In light of the inconsistent strengths of national regulatory agencies, Asean may need a centralised pharmaceutical regulatory body with strong capacity to evaluate new diagnostics, treatments and vaccines. This will facilitate their timely access across Asean. Ideally, we propose an Asean equivalent of the European Medicines Agency.
However, this is unlikely to happen, given issues of sovereignty, accountability and the heterogeneity of Asean members. Realistically, therefore, Asean will benefit from accelerated regulatory convergence using three existing pathways.
These existing pathways are the Asean Variation Guideline for Pharmaceutical Products 2012, Asean Common Technical Dossier 2016, and Medical Device Directive 2015, each with significant provisions for regulatory convergence. Crucial missing ingredients are the political will from Asean member states, as well as unshackling regulatory professionals from petty political considerations, allowing them to regionalise and professionalise.
This regulatory convergence should be complemented by a regional clinical trials registry. The registry can report on immediate updates of Covid-19-related trials in the region, specifically catering for our unique genetics consideration. This registry can also include information on global trials in Asean, like the WHO’s Solidarity Trial, or act as a coordinating repository for bigger-scale regional trials.
Second, Asean should consider pooled procurement for Covid-19 vaccines. Pooled procurement would enable a stronger negotiating position with Covid-19 vaccine manufacturers compared with nations acting on their own. This can help secure adequate and reliable supplies for the region. Regional pooled procurement has a better capability to integrate modern procurement practices such as value-based purchasing, demand forecasting and health technology assessment, while minimising administrative burdens.
ACPHEED can facilitate the process and become the initial secretariat for this pooled procurement.
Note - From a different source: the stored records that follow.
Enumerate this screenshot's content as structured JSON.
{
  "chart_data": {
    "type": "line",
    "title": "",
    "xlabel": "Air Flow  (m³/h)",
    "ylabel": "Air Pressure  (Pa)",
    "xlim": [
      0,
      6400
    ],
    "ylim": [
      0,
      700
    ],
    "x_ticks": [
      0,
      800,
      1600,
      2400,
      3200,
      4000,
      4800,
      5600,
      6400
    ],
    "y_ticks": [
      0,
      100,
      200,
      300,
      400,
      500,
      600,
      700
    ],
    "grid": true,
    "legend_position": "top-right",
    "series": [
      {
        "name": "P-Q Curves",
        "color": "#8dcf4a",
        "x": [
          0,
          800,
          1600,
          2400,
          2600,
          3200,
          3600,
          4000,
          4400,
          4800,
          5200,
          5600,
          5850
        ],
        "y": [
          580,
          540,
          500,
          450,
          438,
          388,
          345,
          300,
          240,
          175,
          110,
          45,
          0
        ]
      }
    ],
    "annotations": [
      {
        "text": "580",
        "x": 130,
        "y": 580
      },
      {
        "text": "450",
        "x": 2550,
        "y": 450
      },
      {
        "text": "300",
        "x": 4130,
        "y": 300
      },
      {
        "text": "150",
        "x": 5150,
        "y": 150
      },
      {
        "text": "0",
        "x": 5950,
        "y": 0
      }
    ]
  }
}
ACPHEED can use a portion of the Asean Covid-19 Recovery Framework (ACRF) to procure high-quality vaccines, syringes and supplies at much lower prices. In the long run, this pooled procurement can sustain itself from a small service charge that will be returned back to the common capital, akin to the revolving fund of the Pan-American Health Organization (PAHO).
In an extremely time-sensitive situation, Asean can make advance purchase agreements with vaccine producers because of its stature and combined purchasing power. This can provide earlier access to life-saving vaccines.
In the long term, this pooled procurement can be extended to vaccines for other diseases or medical appliances like ventilators or intensive care beds, and act as a strategic purchaser for other healthcare services. Other benefits of regional pooled procurement of vaccines include more transparent reporting, better governance, and capacity-building for strategic purchasing.
Consistent, cohesive and coordinated health responses can only be built by strong scientific and technical experts. As Covid-19 becomes endemic, regional collaboration in Asean is crucial to protect the prosperity of the region’s economy while protecting the health of 660 million Southeast Asians.
Dr Nur Nabila Nasharuddin is a medical graduate awaiting hospital placement. Dr Khor Swee Kheng is a physician specialising in global health.